Oleh:
Hany Fatihah Ahmad, Firda Rahma
Ketua Majelis Partai Masyumi Abdullah
Hehamahua mendeklarasikan berdirinya kembali Partai Masyumi pada Sabtu (7/11), bertepatan
dengan 75 tahun peringatan lahirnya partai tersebut. Pendeklarasian bertajuk “Masyumi
Reborn” ini tentu menjadi pusat perhatian dunia perpolitikan Indonesia.
Partai Masyumi lahir pada 1943 sebagai
organisasi Islam bentukan Jepang. Namun setelah Indonesia Merdeka—tepatnya pada
7 November 1945, Masyumi hadir sebagai partai politik yang memeriahkan
kontestasi dinamika perpolitikan Indonesia. Tak berselang lama, Partai Masyumi
berhasil menjadi partai politik terbesar di Indonesia. Hal tersebut tak lepas dari
sosok Muhammad Natsir yang dapat menarik benang merah nilai ke-Islaman dengan
demokrasi.
Era kejayaan Partai Masyumi terlihat
pada masa demokrasi liberal dengan banyaknya anggota partai yang menduduki
parlemen atau menjabat sebagai perdana menteri. Pada Pemilihan
Umum (Pemilu) 1955, Partai Masyumi berhasil
menjadi empat partai besar dengan hasil suara terbanyak. Hal ini bisa terjadi
karena sebelum era reformasi, arah perpolitikan di
Indonesia terkelompokan kedalam golongan nasionalis, agamis, dan komunis. Partai Masyumi pun dianggap merepresentasikan
Islam dan memiliki pendukung yang
banyak.
Setelah masa kejayaannya, Partai Masyumi pernah
dibubarkan oleh Presiden Soekarno atas
tuduhan terlibat
pemberontakan Pemerintahan Revolusioner Republik Indonesia (PRRI) pada 1960. Namun, Partai Masyumi sempat muncul
kembali pada Pemilu 1999 dan gagal lolos dalam pemilu 2004.

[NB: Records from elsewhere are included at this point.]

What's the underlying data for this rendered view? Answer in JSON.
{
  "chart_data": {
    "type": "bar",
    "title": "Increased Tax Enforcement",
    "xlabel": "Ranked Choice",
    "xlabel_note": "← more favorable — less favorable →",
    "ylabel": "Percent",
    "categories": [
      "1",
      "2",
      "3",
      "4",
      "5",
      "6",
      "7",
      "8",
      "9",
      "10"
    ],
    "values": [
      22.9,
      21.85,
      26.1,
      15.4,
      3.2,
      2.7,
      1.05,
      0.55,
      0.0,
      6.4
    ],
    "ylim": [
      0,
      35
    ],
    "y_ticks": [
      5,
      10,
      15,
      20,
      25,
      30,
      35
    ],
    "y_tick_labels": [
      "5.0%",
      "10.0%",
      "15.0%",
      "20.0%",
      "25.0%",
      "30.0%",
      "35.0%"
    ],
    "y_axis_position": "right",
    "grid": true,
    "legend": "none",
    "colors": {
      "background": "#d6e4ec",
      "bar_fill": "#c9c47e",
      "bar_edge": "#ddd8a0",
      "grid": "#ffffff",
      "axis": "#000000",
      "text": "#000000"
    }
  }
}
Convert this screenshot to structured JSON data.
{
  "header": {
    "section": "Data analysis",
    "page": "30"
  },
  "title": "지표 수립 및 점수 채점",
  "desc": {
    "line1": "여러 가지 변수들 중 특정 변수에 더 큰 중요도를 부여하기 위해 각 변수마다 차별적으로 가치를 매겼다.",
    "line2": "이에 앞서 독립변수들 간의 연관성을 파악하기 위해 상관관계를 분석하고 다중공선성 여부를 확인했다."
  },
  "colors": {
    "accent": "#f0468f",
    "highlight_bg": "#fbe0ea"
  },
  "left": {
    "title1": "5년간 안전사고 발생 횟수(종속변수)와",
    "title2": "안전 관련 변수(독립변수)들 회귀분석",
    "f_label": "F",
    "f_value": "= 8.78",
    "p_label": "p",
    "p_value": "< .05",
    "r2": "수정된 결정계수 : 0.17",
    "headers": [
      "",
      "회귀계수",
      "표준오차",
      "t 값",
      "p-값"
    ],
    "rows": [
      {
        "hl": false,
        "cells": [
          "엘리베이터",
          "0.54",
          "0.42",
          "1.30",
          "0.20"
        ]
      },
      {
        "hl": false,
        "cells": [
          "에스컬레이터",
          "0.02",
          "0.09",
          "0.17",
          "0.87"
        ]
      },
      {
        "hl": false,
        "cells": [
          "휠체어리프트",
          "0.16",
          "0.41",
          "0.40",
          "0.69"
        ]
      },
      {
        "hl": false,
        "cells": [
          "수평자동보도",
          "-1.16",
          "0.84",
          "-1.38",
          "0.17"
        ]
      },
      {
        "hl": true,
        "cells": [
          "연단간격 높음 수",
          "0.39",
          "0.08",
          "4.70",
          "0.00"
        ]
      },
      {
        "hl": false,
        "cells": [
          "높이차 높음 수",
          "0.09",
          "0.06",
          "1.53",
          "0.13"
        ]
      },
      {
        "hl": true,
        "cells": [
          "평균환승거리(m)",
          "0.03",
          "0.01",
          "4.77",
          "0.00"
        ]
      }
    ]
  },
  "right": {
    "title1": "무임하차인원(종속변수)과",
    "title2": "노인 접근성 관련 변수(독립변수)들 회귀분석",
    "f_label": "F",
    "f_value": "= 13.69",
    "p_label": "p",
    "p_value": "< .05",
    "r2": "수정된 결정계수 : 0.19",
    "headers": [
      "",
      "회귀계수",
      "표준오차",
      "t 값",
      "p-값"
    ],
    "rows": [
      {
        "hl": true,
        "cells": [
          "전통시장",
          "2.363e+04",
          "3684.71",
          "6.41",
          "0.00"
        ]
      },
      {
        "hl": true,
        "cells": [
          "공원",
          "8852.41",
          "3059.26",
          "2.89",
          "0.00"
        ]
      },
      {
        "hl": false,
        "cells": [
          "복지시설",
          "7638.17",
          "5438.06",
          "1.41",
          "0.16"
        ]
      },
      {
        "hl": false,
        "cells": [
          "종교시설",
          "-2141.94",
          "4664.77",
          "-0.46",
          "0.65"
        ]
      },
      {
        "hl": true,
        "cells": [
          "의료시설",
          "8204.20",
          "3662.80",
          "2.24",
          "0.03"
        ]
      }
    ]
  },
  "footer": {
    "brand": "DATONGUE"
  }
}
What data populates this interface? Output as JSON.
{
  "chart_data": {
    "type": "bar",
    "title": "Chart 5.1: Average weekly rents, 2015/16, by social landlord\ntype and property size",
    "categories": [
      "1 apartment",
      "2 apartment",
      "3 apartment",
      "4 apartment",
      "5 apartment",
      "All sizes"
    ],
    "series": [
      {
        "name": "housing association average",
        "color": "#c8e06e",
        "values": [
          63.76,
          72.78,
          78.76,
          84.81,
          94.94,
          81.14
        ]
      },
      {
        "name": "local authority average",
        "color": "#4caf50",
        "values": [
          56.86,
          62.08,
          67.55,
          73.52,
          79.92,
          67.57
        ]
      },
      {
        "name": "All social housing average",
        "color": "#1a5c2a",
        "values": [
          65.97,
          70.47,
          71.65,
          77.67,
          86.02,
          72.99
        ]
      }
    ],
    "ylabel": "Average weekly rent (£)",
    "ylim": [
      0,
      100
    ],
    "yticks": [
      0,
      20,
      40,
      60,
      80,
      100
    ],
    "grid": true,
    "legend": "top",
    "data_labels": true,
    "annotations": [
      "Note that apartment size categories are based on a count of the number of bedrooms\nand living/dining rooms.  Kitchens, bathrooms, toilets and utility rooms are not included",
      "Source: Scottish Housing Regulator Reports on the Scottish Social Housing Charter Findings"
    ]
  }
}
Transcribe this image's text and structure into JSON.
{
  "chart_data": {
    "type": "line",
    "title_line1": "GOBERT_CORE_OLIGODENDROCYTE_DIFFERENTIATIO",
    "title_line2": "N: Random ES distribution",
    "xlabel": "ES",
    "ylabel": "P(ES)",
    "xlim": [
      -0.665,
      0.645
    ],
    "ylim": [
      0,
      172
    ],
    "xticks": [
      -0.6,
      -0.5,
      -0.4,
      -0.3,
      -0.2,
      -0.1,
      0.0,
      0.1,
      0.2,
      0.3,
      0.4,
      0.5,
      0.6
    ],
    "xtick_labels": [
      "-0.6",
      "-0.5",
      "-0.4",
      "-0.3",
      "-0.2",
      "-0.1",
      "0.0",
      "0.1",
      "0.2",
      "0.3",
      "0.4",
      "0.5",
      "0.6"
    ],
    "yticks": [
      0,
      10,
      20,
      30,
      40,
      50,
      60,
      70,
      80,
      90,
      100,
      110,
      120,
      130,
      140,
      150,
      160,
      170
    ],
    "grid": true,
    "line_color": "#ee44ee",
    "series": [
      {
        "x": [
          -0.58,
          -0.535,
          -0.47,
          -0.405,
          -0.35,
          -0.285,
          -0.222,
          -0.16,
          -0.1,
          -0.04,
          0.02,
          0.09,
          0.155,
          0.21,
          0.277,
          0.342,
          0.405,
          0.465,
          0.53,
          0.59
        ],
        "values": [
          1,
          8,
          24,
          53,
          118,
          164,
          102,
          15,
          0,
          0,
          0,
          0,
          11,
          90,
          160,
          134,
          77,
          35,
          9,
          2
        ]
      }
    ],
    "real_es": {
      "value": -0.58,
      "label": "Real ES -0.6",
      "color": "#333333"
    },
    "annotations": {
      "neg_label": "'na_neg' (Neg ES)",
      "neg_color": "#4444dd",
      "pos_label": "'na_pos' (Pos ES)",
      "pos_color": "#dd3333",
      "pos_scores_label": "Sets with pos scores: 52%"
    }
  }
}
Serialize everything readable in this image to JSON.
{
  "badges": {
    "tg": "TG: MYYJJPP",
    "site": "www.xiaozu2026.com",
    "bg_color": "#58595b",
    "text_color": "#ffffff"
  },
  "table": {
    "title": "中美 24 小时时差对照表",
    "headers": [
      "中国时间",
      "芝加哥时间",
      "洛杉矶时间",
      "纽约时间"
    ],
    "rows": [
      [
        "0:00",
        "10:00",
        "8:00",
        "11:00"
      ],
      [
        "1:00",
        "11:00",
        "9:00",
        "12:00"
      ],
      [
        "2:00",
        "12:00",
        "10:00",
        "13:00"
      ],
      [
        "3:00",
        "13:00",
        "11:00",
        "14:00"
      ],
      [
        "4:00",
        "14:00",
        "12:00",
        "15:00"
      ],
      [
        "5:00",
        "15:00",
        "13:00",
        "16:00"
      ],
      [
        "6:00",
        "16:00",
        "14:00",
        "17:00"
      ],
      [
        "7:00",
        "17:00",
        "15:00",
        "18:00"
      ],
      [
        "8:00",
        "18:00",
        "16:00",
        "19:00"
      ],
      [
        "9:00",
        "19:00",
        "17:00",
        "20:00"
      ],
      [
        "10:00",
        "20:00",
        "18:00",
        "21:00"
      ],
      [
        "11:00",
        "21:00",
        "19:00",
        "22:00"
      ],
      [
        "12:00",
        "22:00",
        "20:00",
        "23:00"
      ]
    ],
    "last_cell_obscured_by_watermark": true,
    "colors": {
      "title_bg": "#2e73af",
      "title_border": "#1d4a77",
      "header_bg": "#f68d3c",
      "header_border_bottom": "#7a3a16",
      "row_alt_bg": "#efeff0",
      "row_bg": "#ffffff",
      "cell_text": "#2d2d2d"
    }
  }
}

Partai politik berideologi Islam di
Indonesia setelah reformasi pada umumnya selalu memeroleh suara yang kecil
dibanding partai-partai nasionalis lainnya. Dilansir dari cnnindonesia.com,
pada
Pemilu 1999, terdapat tujuh belas partai Islam dari 48 partai
politik yang memperoleh 36 persen suara. Pada Pemilu 1999, Partai Masyumi
meraih 456.718 suara dan Partai Masyumi Baru meraih
152.589 suara. Pada Pemilu 2004, terdapat tujuh partai Islam dengan total
perolehan suara 38,33 persen. Kemudian pada pemilu tahun 2009, terdapat sembilan partai Islam dengan perolehan suara
29,16 persen.
Partai Masyumi harus siap menghadapi permasalahan yang tak sama dengan era saat mereka
pertama kali berdiri. Kini
2020, Partai
Masyumi hadir kembali di tengah-tengah maraknya gerakan populisme Islam, salah
satunya gerakan 212. Keadaan masyarakat yang
memiliki paradigma ajaran Islam yang berbeda-beda memicu terpecahbelahnya umat Islam. Golongan Islam di Indonesia
belum bersatu, maka sasaran pemilih partai ini dapat
dikatakan belum jelas. Tentu ke
depannya, hanya beberapa golongan Islam saja yang akan menjadi pemilih
Partai Masyumi.
Belum lagi, masyarakat golongan milenial
yang dianggap memegang suara terbanyak pada pemilu tahun 2024 nanti tidak mengenal sejarah
Masyumi di masa lampau. Kemunculan nama Masyumi
menjadi asing layaknya partai yang baru memulai karirnya. Hal tersebut membuat langkah Masyumi
semakin berat. Kemungkinan terburuknya, suara pemilih Masyumi hanya dari
golongan-golongan yang beranggapan partai itu akan berjaya kembali—alias golongan-golongan
nostalgia.
Masyumi perlu memperhatikan cara-cara
yang diperlukan untuk mengambil suara masyarakat. Adalah
keharusan memetakan potensi suara pendukung supaya partai ini dapat menerapkan
cara-cara kampanye yang tepat. Contohnya jika ingin mengambil suara
masyarakat golongan milenial, Masyumi harus memaksimalkan media teknologi atau memiliki
tokoh muda yang terkenal di kalangan milenial.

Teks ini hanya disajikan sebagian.